I had been fascinated by Korean adoption since I was a teenager, but I didn’t really know much about it until I started my job at WACAP in an era when the majority of international adoptees were babies and young children from Korea. After working in the foster care system, in Michigan, I had developed strong views about how harmful it was to allow children to spend so many years of their lives in uncertainty. I saw more than a few situations in which children were placed in a foster home at birth, returned to the birth parent periodically in hopes that things had improved, suffered years of abuse and broken attachments, and were rarely “freed for adoption” before age five. This was about as good as the system got in those days. People who asked me about my new job in international adoptions often wanted to know why Korea had so many children needing to be adopted. Why couldn’t the country take care of its own children? I frankly hadn’t thought a lot about the answer to that question and was just happy that it seemed the Koreans had figured out that it was in the best interests of all children that they be adopted as infants rather than as traumatized five-year-olds. In contrast to the U.S. system that practically mandated extended
foster care, the Korean system looked like enlightened social policy to me.
But a commitment to “the best interests of the children” was not exactly what prompted the Korean government’s support of international adoption. Korea was a patriarchal society in which the father’s name established a person’s entire worth, and there was no tradition of adoption of “worthless” fatherless children within the country. The Korean government’s support of international adoption was largely fueled by attitudes about racial purity and a cultural unwillingness to accept mixed-race children as members of Korean society. It was also fueled by attitudes toward single mothers, their desperate financial situations, and the lack of any sort of social-welfare program or policy to help them. After the war, when the entire country was struggling, it was understandable that there simply weren’t enough resources to help all the people who needed help. But as Korea regained its economic footing and then began to thrive, it was hard to understand why governmental and societal attitudes about helping those less fortunate, or about domestic adoption, hadn’t evolved along with the economy.
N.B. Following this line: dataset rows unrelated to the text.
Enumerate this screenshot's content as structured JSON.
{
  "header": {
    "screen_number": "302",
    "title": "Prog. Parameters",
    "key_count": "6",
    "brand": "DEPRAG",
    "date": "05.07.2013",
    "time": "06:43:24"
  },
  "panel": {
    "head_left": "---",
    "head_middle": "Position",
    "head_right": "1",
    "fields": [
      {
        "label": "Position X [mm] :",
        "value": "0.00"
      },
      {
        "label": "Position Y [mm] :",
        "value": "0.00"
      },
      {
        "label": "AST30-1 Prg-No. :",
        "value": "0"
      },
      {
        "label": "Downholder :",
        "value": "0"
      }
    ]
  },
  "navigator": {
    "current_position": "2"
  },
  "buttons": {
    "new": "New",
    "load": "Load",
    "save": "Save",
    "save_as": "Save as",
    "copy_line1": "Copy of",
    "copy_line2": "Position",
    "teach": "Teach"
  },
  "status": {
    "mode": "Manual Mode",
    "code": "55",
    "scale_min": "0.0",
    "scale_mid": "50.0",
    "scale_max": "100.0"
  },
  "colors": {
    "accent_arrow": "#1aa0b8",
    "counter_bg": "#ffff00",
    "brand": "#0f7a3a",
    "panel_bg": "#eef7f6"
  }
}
In 1986, when Jocelyn was born, it was unacceptable for a woman in Korea to raise her baby as a single parent. An unmarried pregnant woman knew that not only was there no aid available from the government but also that she and her baby, and probably her extended family, would suffer social and economic hardship if she kept her child. This might come in the form of lost jobs, ineligibility for schooling for the child, and ostracism from other people in their community. It was simply true that women in this situation felt that their children would be better off in adoptive homes, and both the Korean and U.S. governments agreed with them. The idea that there should have been some sort of assistance given to these mothers, short of helping them to give up their children, seems to be a relatively recent concept to much of Korean society.